It is clear that plurality concerns have not been offset by the promise of diversity associated with the spread of digital media. Online news consumption has been converging around traditional news brands for some time and testimony presented to the Leveson Inquiry demonstrated the enduring capacity of dominant media groups to pressure and influence the policy agenda in surreptitious ways.
We need a new approach to plurality that recognises (but does not shy away from) the complexities in both measuring and remedying media concentration. Furthermore it should adopt a twin focus on both the ownership and funding of news and current affairs
Recommendations:
- We need a system of clear ownership thresholds, established in law, and applied both within and across key sectors for news and current affairs. These should at as triggers for intervention rather than definitive market caps.

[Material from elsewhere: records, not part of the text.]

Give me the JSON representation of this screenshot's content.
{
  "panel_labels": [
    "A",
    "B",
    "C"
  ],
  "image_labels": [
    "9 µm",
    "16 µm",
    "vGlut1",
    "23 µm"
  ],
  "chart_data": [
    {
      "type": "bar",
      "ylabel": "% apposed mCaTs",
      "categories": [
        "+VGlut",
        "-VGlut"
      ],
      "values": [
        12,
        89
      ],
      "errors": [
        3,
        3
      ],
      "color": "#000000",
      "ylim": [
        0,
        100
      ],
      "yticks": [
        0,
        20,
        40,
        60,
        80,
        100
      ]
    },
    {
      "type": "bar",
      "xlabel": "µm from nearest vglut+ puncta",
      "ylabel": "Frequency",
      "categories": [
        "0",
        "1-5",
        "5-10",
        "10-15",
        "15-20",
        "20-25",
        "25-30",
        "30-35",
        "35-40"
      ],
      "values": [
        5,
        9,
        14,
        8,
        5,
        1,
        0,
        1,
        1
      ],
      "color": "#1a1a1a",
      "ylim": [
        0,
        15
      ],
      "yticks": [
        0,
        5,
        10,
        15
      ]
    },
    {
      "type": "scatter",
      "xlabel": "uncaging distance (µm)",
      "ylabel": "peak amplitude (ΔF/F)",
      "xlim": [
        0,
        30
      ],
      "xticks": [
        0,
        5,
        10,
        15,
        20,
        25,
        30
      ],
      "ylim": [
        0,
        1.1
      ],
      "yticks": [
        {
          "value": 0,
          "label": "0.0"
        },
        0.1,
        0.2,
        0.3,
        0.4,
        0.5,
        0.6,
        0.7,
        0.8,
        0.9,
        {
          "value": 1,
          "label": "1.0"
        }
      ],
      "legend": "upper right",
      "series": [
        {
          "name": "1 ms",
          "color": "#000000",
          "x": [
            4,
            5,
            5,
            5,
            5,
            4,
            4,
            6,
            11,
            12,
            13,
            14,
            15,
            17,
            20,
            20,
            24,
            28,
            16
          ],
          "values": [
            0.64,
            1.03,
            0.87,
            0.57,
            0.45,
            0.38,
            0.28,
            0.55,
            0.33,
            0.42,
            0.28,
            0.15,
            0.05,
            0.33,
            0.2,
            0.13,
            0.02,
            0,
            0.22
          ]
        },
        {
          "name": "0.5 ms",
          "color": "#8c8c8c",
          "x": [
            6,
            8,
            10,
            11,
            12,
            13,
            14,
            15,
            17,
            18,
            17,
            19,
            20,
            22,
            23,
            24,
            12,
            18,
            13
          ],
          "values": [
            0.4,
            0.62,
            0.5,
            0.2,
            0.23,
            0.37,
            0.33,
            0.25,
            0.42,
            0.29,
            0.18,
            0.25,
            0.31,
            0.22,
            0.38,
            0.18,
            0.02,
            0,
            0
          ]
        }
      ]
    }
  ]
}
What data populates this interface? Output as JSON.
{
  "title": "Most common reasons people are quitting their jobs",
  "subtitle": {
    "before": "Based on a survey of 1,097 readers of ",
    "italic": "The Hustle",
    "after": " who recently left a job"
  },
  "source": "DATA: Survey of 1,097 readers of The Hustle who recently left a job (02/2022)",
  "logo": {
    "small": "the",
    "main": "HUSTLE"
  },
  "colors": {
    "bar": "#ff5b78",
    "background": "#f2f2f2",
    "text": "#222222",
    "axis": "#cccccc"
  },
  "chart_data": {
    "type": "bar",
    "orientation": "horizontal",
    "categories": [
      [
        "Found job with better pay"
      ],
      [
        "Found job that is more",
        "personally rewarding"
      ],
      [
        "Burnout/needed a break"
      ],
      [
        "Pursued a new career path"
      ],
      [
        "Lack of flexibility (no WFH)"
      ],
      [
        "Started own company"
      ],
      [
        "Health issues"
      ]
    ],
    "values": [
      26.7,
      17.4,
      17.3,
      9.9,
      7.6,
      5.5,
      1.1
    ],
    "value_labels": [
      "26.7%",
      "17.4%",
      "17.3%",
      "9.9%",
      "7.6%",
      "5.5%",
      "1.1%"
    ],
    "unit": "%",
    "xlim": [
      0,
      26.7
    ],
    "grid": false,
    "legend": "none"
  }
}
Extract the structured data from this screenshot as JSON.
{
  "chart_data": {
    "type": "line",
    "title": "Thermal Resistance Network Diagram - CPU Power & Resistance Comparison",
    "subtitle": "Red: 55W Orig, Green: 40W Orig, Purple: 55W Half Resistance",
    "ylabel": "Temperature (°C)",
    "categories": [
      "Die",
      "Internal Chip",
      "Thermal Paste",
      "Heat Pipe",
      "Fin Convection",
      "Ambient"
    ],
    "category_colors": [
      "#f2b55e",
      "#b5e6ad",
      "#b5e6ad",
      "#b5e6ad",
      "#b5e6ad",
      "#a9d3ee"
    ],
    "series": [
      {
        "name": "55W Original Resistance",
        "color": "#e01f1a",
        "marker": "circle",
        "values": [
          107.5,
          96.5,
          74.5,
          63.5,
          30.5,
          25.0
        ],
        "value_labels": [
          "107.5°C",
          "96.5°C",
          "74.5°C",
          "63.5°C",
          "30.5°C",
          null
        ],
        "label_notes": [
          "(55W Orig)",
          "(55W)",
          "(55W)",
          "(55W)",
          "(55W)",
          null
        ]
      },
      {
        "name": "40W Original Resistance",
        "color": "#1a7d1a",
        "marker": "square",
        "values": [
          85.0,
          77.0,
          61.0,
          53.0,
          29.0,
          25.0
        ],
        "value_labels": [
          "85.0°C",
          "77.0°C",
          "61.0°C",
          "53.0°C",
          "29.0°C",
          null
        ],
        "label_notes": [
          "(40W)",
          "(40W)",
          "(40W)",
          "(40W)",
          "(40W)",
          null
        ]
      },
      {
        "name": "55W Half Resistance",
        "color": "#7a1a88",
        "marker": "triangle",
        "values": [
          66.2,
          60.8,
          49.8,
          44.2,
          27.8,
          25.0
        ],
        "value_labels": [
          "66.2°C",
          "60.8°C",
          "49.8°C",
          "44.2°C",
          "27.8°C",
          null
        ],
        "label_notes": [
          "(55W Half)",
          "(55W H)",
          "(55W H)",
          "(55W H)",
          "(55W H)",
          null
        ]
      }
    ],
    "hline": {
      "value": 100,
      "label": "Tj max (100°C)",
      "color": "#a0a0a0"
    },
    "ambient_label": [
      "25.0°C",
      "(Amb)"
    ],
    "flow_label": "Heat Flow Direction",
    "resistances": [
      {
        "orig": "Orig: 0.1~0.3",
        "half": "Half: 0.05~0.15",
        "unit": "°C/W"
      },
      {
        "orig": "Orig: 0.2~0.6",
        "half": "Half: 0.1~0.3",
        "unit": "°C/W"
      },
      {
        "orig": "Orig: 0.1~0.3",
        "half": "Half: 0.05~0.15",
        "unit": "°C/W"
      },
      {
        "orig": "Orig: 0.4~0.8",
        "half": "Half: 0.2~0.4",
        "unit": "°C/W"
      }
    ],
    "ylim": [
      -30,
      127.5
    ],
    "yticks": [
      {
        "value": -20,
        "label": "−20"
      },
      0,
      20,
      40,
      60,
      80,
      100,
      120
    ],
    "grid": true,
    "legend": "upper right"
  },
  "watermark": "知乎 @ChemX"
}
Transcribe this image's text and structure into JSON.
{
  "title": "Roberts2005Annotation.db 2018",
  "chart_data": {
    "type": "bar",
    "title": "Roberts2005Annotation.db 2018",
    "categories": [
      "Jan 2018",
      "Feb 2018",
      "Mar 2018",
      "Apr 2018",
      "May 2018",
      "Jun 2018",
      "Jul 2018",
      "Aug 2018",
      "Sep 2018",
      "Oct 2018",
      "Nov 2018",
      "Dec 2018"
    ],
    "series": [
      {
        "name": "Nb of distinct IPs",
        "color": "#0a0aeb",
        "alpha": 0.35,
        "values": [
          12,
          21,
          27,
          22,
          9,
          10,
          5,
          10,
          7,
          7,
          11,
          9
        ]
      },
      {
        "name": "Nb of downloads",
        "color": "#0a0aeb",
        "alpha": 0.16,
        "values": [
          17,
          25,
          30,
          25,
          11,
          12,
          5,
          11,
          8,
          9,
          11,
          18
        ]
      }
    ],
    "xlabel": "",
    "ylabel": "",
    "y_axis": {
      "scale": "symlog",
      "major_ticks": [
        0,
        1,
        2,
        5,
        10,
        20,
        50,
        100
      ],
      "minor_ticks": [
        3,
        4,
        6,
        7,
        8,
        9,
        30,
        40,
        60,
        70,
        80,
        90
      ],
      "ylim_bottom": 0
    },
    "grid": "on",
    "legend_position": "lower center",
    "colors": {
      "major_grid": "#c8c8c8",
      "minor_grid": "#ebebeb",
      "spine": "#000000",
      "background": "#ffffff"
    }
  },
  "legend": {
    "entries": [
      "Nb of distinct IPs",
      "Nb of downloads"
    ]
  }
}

- The key sectors for news and current affairs include newspapers, television, radio and online news. Plurality should be measured based on standard audience share indicators. For newspapers, television and radio, these should be derived from established regular industry audits. For online news, audience share should be based on traffic to the top 50 news websites (as adopted by Ofcom’s public interest test report on News Corp’s proposed buy-out of BSkyB).
- A first level threshold within sub-markets should be a 15 percent audience share, triggering behavioural remedies in the form of public interest obligations. These should be aimed principally at ensuring journalist and editorial autonomy within dominant news organisations so that owners and shareholders cannot exert undue influence over news output.
- A second level threshold within sub-markets should be a 20 percent audience share, triggering structural remedies in the form of shareholder dilution or equity carve-out. These should be aimed at ensuring that no individual or entity has a controlling share in an outlet, or group of outlets, that commands more than 20 percent of a given audience.
- At the cross-media level, measurement of plurality should be based on the core industry revenues of the aforementioned key sectors. A 15 percent threshold should trigger a structural remedy in the form of enforced divestment.
- A fund should be established along the lines agreed recently between Google and news publishers in France and Belgium. This should be administered by an independent Public Media Trust with a clear set of funding criteria, transparent procedures and an accountable system of appointments and administration. The body will support local and niche news providers either directly, or via established media organisations (for whom funding will be contingent on recruitment of entry-level journalists or commissioning content from independent providers).